The campfire burns throughout the day, a place to convene whenever it takes your fancy. Music spills from guitars, my toes tap unconsciously in the long grass that is tickling my feet. A constant breeze rustles through the leaves, circling round in varying crescendos before blowing up river.
Our, by now, slightly feral, children roam free, walking the hillside, taking mini adventures in the woods and fields. Some swing from a couple of rope swings suspended from another large oak. They swing in wide arcs over the river mud. A slackline is stretched between a small oak and part of a fallen tree. The children take it in turns to balance on the tight rope it creates.
I lie, with my daughter, on a picnic blanket. We share her colouring book. My son is hanging out with the other kids from the Carpenter Oak family, drifting between the rope swings and campfire.
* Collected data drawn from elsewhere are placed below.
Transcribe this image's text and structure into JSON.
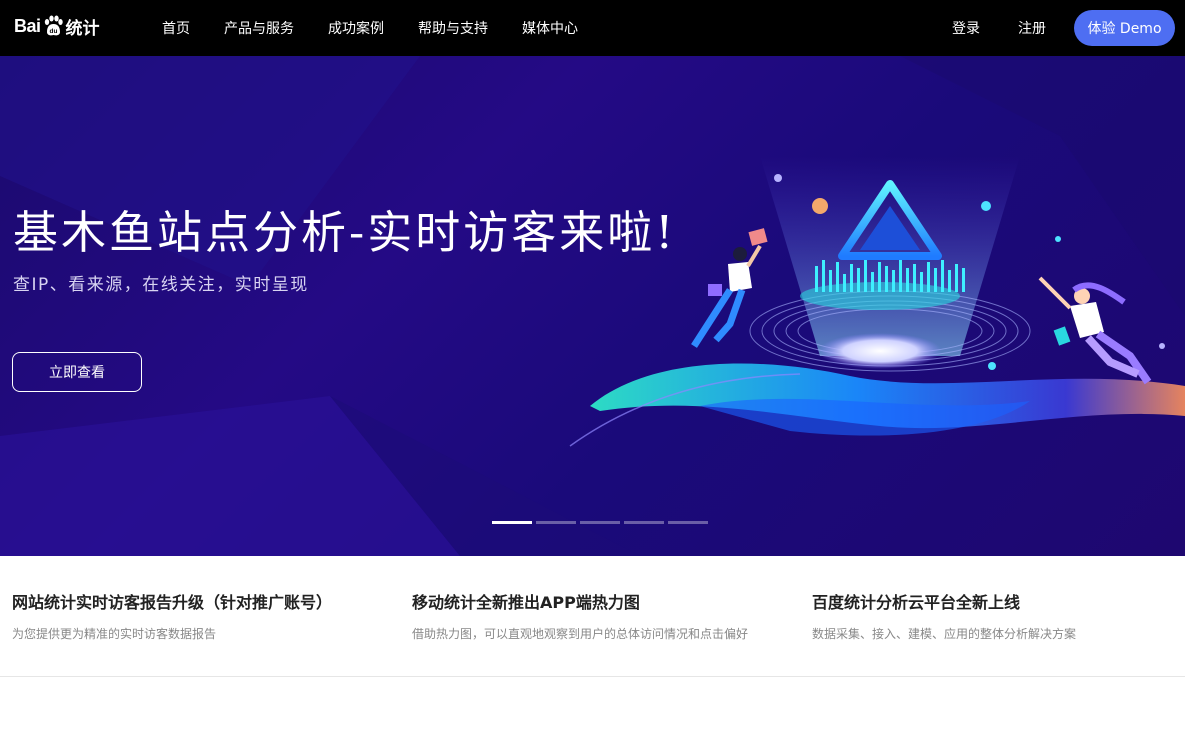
{
  "header": {
    "logo_text": "Bai",
    "logo_cn": "统计",
    "nav": [
      {
        "label": "首页"
      },
      {
        "label": "产品与服务"
      },
      {
        "label": "成功案例"
      },
      {
        "label": "帮助与支持"
      },
      {
        "label": "媒体中心"
      }
    ],
    "login": "登录",
    "register": "注册",
    "demo_button": "体验 Demo",
    "demo_color": "#4e6ef2"
  },
  "banner": {
    "title": "基木鱼站点分析-实时访客来啦!",
    "subtitle": "查IP、看来源，在线关注，实时呈现",
    "button": "立即查看",
    "slides_total": 5,
    "active_slide": 1
  },
  "news": [
    {
      "title": "网站统计实时访客报告升级（针对推广账号）",
      "desc": "为您提供更为精准的实时访客数据报告"
    },
    {
      "title": "移动统计全新推出APP端热力图",
      "desc": "借助热力图，可以直观地观察到用户的总体访问情况和点击偏好"
    },
    {
      "title": "百度统计分析云平台全新上线",
      "desc": "数据采集、接入、建模、应用的整体分析解决方案"
    }
  ]
}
At lunch time we head up river, a flotilla of canoes and rowing boats. In a happy twist of fate my brother and his family happen to be passing and join us all for lunch.
The children and Don brave the cold water, for a pub side swim, there are squeals, a mixture of delight and shock at the frigid water.
The tide turns, we head back down river to the camp and laze in the mid afternoon sun. Folk music travels from around our campfire, I wonder where the wind will carry it? Who else will share this part of our day?
Marshmallows are toasted, balls kicked, dogs lie in the long grass, blissed out by the warmth of the sun. Throughout the day more people arrive, glad that they have made the effort to escape for the day.
Barbeques are lit as the day draws on. We feast on burgers, falafels, sausages, veg and salad. The familiar smell of charcoal fills the air.
We lose the children (not literally) in the river, messing about in wetsuits and kayaks. A couple of Dads are launched to bring them safely back to shore.
The light lessens and the children are gradually coaxed into bed whilst the adults gather around the campfire. Stories are shared, laughter is carried away down the river. The smoke takes it in turns to sting people’s eyes. ‘White Rabbits’ are said to little avail but the wind soon drops and the smoke rises calmly. Home-made Apple Brandy is passed around as we absent-mindedly stare at the flickering flames and glowing embers.
Finally tiredness takes hold of me and I head off to the van where I drift effortlessly into sleep, the music once again travelling on the breeze…………………..well I would have, if they hadn’t started singing ‘Old Mac Donald’ curse the Apple Brandy and the drunken eejits!